The AWS console went dark. Your encryption keys were safe, but only because every packet in and out obeyed FIPS 140-3.
FIPS 140-3 is not an optional checkbox if you care about compliance, regulated workloads, or zero-trust security. AWS gives you the tools to enforce it at the network, service, and library level—if you know where to look and how to flip the right switches.

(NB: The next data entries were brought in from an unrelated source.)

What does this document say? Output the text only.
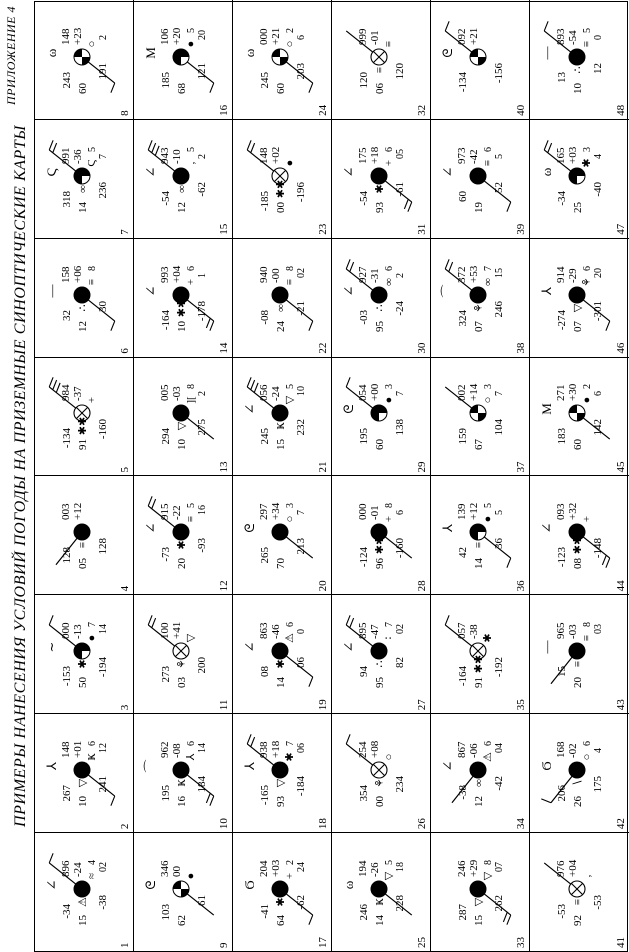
ПРИМЕРЫ НАНЕСЕНИЯ УСЛОВИЙ ПОГОДЫ НА ПРИЗЕМНЫЕ СИНОПТИЧЕСКИЕ КАРТЫ
ПРИЛОЖЕНИЕ 4
1
∠
-34
896 -24
15
⚠
≈
4
-38
02
2
⅄
267
148 +01
10
▽
Ҝ
6
241
12
3
∼
-153
000 -13
50
✱
●
7
-194
14
4
128
003 +12
05
≡ 128
5
-134
984 -37
91
✱✱
+
-160
6
—
32
158 +06
12
∴
≡
8
30
7
Ϛ
318
991 -36
14
∞
Ϛ
5
236
7
8
ω
243
148 +23
60
○
191
2
9
ᘓ
103
346 00
62
●
61
10
⌒
195
962 -08
16
Ҝ
⅄
6
184
14
11
273
100 +41
03
⚘
▽
200
12
∠
-73
915 -22
20
✱
≡
5
-93
16
13
294
005 -03
10
▽
][
8
275
2
14
∠
-164
993 +04
10
✱✱
+
6
-178
1
15
∠
-54
943 -10
12
∞
,
5
-62
2
16
Μ
185
106 +20
68
●
5
121
20
17
Ϭ
-41
204 +03
64
✱
+
2
-62
24
18
⅄
-165
938 +18
93
▽
✱
7
-184
06
19
∠
08
863 -46
14
✱
⚠
6
06
0
20
ᘓ
265
297 +34
70
○
3
213
7
21
∠
245
056 -24
15
Ҝ
▽
5
232
10
22
-08
940 -00
24
∞
≡
8
-21
02
23
-185
148 +02
00
✱✱
●
-196
24
ω
245
000 +21
60
○
2
203
6
25
ω
246
194 -26
14
Ҝ
▽
5
228
18
26
354
254 +08
00
⚘
○
234
27
∠
94
895 -47
95
∴
∶
7
82
02
28
-124
000 -01
96
✱✱
+
8
-160
6
29
ᘓ
195
054 +00
60
●
3
138
7
30
∠
-03
927 -31
95
∴
∞
6
-24
2
31
∠
-54
175 +18
93
✱
+
6
-61
05
32
120
999 -01
06
≡
≡
120
33
287
246 +29
15
▽
▽
8
262
07
34
∠
-38
867 -06
12
∞
⚠
6
-42
04
35
-164
057 -38
91
✱✱
✱
-192
36
⅄
42
139 +12
14
≡
●
5
36
5
37
159
002 +14
67
○
3
104
7
38
⌒
324
372 +53
07
⚘
∞
7
246
15
39
∠
60
973 -42
19
≡
6
52
5
40
ᘓ
-134
092 +21
-156
41
-53
976 +04
92
≡
,
-53
42
Ϭ
206
168 -02
26
∖
○
6
175
4
43
—
15
965 -03
20
≡
≡
8 03
44
∠
-123
093 +32
08
✱✱
+
-148
45
Μ
183
271 +30
60
●
2
142
6
46
⅄
-274
914 -29
07
▽
⚘
6
-301
20
47
ω
-34
165 +03
25
✱
3
-40
4
48
—
13
893 -54
10
∴
≡
5
12
0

What is AWS FIPS 140-3 Access
FIPS 140-3 is the U.S. government standard for cryptographic modules. It defines how encryption is built, validated, and applied. Many industries enforce it for legal reasons. For AWS, it means using endpoints and infrastructure that have been tested and certified. When you connect to a FIPS-enabled service endpoint, every cryptographic operation follows that strict standard.
How AWS Makes It Work
AWS provides FIPS 140-3 validated endpoints for major services like S3, EC2, Lambda, KMS, and more. You can direct your API calls to these FIPS-specific URLs instead of the default ones. AWS CLI and SDKs can be configured to point to them by default. For example, using the --endpoint-url flag or environment variables ensures your traffic is encrypted with a validated cryptographic module.
AWS Key Management Service (KMS) runs on FIPS-validated HSMs. CloudHSM can be configured for higher assurance environments. Glue, API Gateway, and Secrets Manager all have FIPS endpoints in supported regions. This applies across regions, but you need to check the AWS documentation for which services support FIPS 140-3 in your target region.